Home » NFP Preview: Forecasts from 10 major banks, employment continues to rise strongly

NFP Preview: Forecasts from 10 major banks, employment continues to rise strongly

by FX BrokerNews

The upcoming February jobs report from the US Bureau of Labor Statistics (BLS) is scheduled for release on Friday, March 8, at 13:30 GMT. As the release time approaches, here are the predictions from economists and researchers at 10 major banks regarding the forthcoming employment data.

Projections indicate an anticipated growth of 200K in Nonfarm Payrolls, following the robust increase of 353K recorded in January. Concurrently, the forecast for Average Hourly Earnings suggests a slowdown to 4.3%, compared to the 4.5% reported in January. The Unemployment Rate is expected to remain constant at 3.7%.


Despite elevated interest rates, there remains robust demand for labor. Simultaneously, the recent uptick in immigration is ensuring a steady influx of applicants into the market, facilitating the fulfillment of available job positions. Monthly employment growth is no longer showing signs of decline. Consequently, we anticipate a job growth of 200K for February, accompanied by an unchanged low unemployment rate of 3.7%.

Deutsche Bank

We anticipate a moderation in payroll gains to reach around 225K. Additionally, we expect month-over-month increases in hourly earnings to decelerate to 0.2%, with the unemployment rate remaining stable at 3.7%.

Danske Bank

Anticipating a slowdown, we expect Nonfarm Payroll (NFP) growth to reach 180K, while average hourly earnings are projected to settle at 0.2% month-over-month following the unexpectedly robust January report.


We anticipate a moderation in job gains for February NFP, projecting around 190K after the surprising upside in January. Volatility in the household survey is likely to result in a decrease in the unemployment rate to 3.6%, while wage growth is expected to ease to 0.1% month-over-month following the strong print in January.

RBC Economics

Anticipating robust employment figures, we project that the February Nonfarm Payroll (NFP) report will reveal a solid gain of 260K jobs. The primary contributors to this growth are expected to be the leisure and hospitality, health care, and government sectors. Concurrently, we anticipate the unemploym


Potential hiring deceleration in the month might have occurred, given indications from soft indicators like S&P Global’s Composite PMI. However, this could have been counteracted by a reduction in the number of layoffs, as implied by the decrease in initial jobless claims between the January and February reference periods. With these opposing trends balancing each other, job creation may have sustained strength at 190K. Despite a potential larger gain in the


We forecast a gain of 200K and a rise in average earnings of 0.3%.

Wells Fargo

The momentum in hiring continues to be robust, and we project a payroll increase of 195K in February, slightly surpassing the existing consensus. Additionally, we expect the unemployment rate to remain steady at 3.7%, and average hourly earnings to moderate to 0.2% during the month as supply and demand for workers normalize.


Anticipating another robust release, we project that the February payroll report will reflect a gain of 220K jobs, accompanied by a rebound in average hours worked to 34.3. The inclement weather during the reference week of the last month’s survey is expected to be a contributing factor.
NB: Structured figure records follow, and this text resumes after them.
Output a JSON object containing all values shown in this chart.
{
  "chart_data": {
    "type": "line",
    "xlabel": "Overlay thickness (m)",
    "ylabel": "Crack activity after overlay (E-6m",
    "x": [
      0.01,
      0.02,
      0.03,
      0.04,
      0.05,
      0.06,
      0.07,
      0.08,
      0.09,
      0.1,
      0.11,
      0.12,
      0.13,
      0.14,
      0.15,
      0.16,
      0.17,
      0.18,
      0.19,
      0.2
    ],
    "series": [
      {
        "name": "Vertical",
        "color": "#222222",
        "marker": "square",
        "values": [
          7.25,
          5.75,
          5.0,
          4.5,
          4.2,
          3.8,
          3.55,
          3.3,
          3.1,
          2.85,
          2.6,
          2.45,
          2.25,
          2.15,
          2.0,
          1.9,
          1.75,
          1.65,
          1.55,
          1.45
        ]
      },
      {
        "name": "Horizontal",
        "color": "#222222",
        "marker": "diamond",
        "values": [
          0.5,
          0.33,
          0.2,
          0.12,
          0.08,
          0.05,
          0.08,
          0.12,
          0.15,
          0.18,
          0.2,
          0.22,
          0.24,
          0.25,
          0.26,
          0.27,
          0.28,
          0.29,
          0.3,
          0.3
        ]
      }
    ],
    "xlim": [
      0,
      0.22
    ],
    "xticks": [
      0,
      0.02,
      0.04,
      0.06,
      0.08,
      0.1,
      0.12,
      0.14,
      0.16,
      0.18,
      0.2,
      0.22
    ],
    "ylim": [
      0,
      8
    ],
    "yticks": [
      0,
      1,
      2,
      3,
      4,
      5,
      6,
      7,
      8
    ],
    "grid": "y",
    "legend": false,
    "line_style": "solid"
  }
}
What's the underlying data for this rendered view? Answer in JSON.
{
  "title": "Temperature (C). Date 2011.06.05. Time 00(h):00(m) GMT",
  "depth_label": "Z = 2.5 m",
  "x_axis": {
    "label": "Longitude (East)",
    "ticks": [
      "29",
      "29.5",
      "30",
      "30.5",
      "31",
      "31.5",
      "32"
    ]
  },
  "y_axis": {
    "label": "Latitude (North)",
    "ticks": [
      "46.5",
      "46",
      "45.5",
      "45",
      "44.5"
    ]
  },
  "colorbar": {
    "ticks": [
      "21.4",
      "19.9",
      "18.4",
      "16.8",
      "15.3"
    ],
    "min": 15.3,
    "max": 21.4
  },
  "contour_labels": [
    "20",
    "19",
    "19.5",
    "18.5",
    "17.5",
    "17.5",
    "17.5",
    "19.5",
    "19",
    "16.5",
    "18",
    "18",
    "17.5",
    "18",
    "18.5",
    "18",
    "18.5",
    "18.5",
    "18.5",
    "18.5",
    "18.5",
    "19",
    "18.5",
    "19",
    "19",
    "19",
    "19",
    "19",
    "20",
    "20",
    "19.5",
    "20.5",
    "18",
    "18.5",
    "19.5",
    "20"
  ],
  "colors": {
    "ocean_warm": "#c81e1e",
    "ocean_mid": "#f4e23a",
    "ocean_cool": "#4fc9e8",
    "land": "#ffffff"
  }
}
Recent months have witnessed broad-based hiring, and we anticipate this trend to persist in February. Our expectation is that the health care and government sectors will contribute to 60% of job gains, while the remaining 40% will come from other sectors more influenced by cyclical patterns. The unemployment rate and participation rate are foreseen to stay unchanged at 3.7% and 62.5%, respectively, for the month.

The pivotal aspect to monitor in the payroll report, once again, will be the revisions. Given the recent size and volatility of revisions, there appears to be an equal likelihood of either solidifying or nullifying the recent portrayal of the labor market.


We anticipate a modest increase of 145K in the Nonfarm Payrolls (NFP). December and January figures were likely influenced by outdated seasonal adjustment factors, which positively countered non-seasonally adjusted declines in both months. However, seasonal factors from February to June are expected to result in a downward adjustment to payroll growth, contributing to a continuing downward employment trend in the upcoming months, typically a period of hiring acceleration. In February, we expect Average Hourly Earnings to increase by 0.4% month-over-month, following a robust 0.6% rise in January. This still represents a substantial growth in wage rates, with average hourly earnings up by 4.6% from a year ago.

Despite a potential rebound in aggregate hours worked in February, which may lead to softer average hourly earnings, market interest will be particularly focused on the trend of average hours worked. In January, average hours worked reached a low of 34.1 hours per week, although this level likely reflects some weather and seasonal adjustment issues. The unemployment rate is projected to rebound to 3.8% in February from January’s 3.7%, with the potential for it to remain at 3.7% if the participation rate remains subdued.